Researchers Make Safer, Thinner Batteries Using Kevlar

A group of researchers from the University of Michigan may have found a way to make lithium-ion energy packs saver and slimmer by using Kevlar.

The team has developed a protective membrane using nano-fibres extracted from Kevlar, this insulates the electrodes in the battery while still allowing the lithium-ions to pass through to create the circuit. The super thin layers should reduce the chances of a short circuit and also allow for the battery to have more energy.

The researchers made the membrane by layering the fibres on top of each other in thin sheets. This method keeps the chain-like molecules in the plastic stretched out, which is important for good lithium-ion conductivity between the electrodes.

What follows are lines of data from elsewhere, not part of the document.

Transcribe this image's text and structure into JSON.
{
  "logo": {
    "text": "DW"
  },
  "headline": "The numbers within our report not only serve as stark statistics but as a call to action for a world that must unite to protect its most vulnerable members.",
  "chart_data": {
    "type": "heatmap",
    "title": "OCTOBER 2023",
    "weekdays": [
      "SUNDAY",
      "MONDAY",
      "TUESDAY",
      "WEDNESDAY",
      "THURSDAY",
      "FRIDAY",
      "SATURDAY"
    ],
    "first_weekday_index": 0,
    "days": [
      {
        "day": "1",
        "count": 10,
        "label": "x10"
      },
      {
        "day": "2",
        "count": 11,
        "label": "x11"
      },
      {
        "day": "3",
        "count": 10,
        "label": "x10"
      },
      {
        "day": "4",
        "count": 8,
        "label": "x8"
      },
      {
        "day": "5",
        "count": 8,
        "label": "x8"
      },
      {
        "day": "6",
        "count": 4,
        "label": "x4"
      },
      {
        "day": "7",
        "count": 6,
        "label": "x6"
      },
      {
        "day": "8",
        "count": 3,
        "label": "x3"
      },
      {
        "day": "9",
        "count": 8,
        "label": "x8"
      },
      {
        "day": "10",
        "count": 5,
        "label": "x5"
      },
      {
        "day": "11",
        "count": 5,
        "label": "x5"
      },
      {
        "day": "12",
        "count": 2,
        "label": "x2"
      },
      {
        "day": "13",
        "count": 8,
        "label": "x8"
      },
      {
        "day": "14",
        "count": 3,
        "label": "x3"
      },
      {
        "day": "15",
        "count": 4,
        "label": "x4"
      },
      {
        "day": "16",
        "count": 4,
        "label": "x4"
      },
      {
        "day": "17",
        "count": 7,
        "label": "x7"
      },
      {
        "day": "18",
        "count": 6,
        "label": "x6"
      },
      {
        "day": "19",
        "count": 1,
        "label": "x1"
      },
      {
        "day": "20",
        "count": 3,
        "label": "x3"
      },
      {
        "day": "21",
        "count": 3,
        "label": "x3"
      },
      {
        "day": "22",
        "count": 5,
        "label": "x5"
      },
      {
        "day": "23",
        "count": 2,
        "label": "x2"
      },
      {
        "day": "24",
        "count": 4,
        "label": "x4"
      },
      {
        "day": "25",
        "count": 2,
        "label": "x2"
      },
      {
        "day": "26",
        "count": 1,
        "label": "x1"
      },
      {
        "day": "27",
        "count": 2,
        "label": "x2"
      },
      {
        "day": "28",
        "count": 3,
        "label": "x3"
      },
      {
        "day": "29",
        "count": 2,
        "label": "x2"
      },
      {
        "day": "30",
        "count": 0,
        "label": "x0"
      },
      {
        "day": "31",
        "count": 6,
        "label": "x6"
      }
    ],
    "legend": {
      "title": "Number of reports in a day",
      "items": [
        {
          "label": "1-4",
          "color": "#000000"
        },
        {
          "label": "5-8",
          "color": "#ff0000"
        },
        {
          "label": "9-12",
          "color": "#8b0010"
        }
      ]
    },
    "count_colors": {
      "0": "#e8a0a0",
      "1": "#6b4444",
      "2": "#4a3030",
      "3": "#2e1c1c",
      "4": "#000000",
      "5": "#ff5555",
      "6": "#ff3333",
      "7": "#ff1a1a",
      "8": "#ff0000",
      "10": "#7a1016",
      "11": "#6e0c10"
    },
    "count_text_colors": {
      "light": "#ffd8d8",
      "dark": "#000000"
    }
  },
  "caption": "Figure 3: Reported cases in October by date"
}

Siu On Tung, Macromolecular Science & Engineering PhD Student and member of Prof. Nick Kotov's research group, shows a kevlar cloth in the NCRC
Siu On Tung, Macromolecular Science & Engineering PhD Student and member of Prof. Nick Kotov’s research group, shows a kevlar cloth in the NCRC

Another feature of this material is it can be made much thinner so more energy can be put into the same sized battery cell, or the entire cell can be shrunk. The University have seen a lot of interest from people looking to make thinner products with this technology, with over 30 companies requesting samples of the material.

While the team is satisfied with the membrane’s ability to block the lithium dendrites, they are currently looking for ways to improve the flow of loose lithium ions so that batteries can charge and release their energy more quickly.